The New York Times digital paywall business is growing fast 

People like paying for news — especially when it’s the New York Times.

The publisher’s online subscription business, embarked upon somewhat sheepishly in 2011, has now cultivated over 2.2 million paying readers. An additional 400,000 or so pay for the Times’ standalone Crossword and Cooking apps.

But what’s particularly noteworthy is how quickly the business has grown. The paper brought in $340 million in online subscriptions for 2017, a 46 percent spike over the previous year. Even more impressive: that’s also the average annual growth rate since the paywall started in 2011. That equals Facebook, which grew its business 47 percent last year, and it’s much faster than Google, which grew at a 23 percent clip. The Times’ overall digital business, by the way, is growing by 30 percent, altogether faster than Google.

Of course, those comparisons are a bit of a feint. Both businesses dwarf the Times. But it’s still apt since A) it is Facebook and Google that have been eating away the news business, and B) the Times, a 166-year-old establishment known for being stubbornly and decorously staid, often to the point of self-defeat, is now growing like a Silicon Valley behemoth.

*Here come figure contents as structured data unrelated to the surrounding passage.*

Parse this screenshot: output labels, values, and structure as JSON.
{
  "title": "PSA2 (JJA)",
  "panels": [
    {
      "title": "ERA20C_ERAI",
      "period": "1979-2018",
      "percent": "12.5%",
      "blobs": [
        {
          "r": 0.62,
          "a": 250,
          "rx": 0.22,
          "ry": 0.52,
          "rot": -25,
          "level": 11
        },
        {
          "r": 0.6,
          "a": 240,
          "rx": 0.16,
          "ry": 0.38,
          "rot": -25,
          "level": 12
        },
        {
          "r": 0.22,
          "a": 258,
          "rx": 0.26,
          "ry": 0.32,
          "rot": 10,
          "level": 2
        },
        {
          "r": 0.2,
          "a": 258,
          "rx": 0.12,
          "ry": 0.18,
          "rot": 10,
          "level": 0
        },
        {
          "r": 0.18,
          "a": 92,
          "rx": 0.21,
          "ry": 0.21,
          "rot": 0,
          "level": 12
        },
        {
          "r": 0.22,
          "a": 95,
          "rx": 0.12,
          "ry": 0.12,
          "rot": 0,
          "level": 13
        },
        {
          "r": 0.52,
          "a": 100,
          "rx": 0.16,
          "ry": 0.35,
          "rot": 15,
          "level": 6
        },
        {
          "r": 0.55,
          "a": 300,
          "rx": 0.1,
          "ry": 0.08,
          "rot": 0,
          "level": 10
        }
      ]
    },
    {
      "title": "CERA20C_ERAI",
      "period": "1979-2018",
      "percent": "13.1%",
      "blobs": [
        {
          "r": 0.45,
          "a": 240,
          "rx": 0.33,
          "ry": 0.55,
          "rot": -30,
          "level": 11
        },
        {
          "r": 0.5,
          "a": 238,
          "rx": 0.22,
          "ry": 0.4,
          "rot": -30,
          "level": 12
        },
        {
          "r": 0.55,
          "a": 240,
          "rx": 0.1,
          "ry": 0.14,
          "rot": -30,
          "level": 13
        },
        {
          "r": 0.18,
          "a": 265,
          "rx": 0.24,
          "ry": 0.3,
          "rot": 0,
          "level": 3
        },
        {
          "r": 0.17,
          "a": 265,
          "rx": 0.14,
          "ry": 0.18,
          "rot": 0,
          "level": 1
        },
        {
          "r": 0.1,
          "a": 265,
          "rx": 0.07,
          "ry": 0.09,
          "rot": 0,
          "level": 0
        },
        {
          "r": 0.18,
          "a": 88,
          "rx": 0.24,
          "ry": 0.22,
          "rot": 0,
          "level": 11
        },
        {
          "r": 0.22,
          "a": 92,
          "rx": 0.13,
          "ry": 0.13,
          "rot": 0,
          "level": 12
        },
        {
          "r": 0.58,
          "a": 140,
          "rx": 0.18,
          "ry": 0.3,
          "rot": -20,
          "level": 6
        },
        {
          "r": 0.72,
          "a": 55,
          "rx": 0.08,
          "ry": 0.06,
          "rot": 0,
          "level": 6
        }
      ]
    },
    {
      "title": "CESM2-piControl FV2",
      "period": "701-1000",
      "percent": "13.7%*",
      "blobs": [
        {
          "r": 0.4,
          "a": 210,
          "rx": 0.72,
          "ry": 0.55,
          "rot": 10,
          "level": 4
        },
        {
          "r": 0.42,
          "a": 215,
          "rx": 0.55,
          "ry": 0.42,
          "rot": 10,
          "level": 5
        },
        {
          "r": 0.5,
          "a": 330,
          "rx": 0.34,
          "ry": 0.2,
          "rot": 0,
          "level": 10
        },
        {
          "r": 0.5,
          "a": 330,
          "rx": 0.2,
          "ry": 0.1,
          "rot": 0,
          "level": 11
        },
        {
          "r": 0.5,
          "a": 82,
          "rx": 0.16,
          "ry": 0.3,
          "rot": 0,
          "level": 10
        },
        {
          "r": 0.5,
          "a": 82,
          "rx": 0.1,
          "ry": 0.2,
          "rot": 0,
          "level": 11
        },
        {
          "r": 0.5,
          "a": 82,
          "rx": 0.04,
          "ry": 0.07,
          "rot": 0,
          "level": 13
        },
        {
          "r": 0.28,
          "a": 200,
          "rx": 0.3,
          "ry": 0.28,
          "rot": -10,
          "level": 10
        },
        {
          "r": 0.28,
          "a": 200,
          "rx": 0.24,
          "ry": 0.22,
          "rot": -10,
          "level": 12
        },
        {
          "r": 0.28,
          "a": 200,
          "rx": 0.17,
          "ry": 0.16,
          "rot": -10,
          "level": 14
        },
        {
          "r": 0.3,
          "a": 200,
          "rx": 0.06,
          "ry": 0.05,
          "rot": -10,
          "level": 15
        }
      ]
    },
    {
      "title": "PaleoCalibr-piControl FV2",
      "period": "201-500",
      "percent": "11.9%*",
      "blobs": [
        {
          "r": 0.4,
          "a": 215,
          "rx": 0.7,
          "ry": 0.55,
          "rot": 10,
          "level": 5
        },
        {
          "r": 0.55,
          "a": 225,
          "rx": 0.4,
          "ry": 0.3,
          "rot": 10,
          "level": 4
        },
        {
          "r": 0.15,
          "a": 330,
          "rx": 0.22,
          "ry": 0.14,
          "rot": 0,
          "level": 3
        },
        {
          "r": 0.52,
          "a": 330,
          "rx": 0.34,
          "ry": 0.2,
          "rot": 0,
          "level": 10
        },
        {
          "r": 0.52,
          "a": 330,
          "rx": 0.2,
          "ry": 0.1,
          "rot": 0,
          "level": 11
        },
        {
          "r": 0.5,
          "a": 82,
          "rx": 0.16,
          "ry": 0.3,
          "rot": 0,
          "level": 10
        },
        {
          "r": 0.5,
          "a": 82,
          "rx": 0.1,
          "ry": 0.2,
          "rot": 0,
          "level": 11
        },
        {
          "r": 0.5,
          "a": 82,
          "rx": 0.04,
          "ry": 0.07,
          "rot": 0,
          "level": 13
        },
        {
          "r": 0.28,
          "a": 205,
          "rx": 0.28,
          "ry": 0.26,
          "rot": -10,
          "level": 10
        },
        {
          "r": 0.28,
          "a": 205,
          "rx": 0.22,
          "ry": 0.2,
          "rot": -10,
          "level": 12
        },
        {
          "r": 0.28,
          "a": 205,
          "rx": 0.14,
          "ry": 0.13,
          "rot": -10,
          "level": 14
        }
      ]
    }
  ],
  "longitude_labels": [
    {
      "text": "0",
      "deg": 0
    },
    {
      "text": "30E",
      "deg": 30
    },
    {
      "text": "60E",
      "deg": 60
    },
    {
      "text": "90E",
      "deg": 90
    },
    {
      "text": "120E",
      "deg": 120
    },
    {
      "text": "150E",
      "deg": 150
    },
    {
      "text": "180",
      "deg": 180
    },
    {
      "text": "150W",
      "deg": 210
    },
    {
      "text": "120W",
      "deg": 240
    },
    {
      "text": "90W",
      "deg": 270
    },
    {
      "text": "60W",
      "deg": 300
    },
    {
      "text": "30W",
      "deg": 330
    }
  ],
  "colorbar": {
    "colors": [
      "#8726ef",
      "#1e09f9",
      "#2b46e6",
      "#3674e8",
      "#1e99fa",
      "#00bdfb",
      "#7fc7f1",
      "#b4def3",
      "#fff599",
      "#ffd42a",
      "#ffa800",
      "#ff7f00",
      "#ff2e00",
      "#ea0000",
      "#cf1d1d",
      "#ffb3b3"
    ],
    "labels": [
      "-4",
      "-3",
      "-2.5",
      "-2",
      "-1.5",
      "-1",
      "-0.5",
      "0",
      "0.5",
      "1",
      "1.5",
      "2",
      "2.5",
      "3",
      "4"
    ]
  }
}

Wall Street noticed, sending the Times’ stock up today as much as 14 percent after the company released its quarterly earnings report. The paper as a whole is now worth $4 billion, which is good news for the Ochs-Sulzberger family that controls the Times, since it owns about 11 percent of its equity.

The family appointed 37-year-old Arthur Gregg Sulzberger to take over as publisher at the start of this year, following in his father’s footsteps. Along with his cousins Sam Dolnick and David Perpich, the trio have firmly taken hold of the paper’s strategy.

It appears to be working.

But let’s cut to the last page. The future of the Times — and of every news publisher — is digital, and the Times aims to create an $800 million digital business by 2020. You could argue it is being smartly ambitious by necessity.

Last year, the Times’ online revenue grew 30 percent to $578 million — like we had predicted in November. When including the Times’ Wirecutter business, led by Perpich, the company booked $607 million in total digital sales for the year. That’s about 2.5 times what it was in 2011, which means there’s a very good chance it’ll hit $800 million soon, possibly before 2020.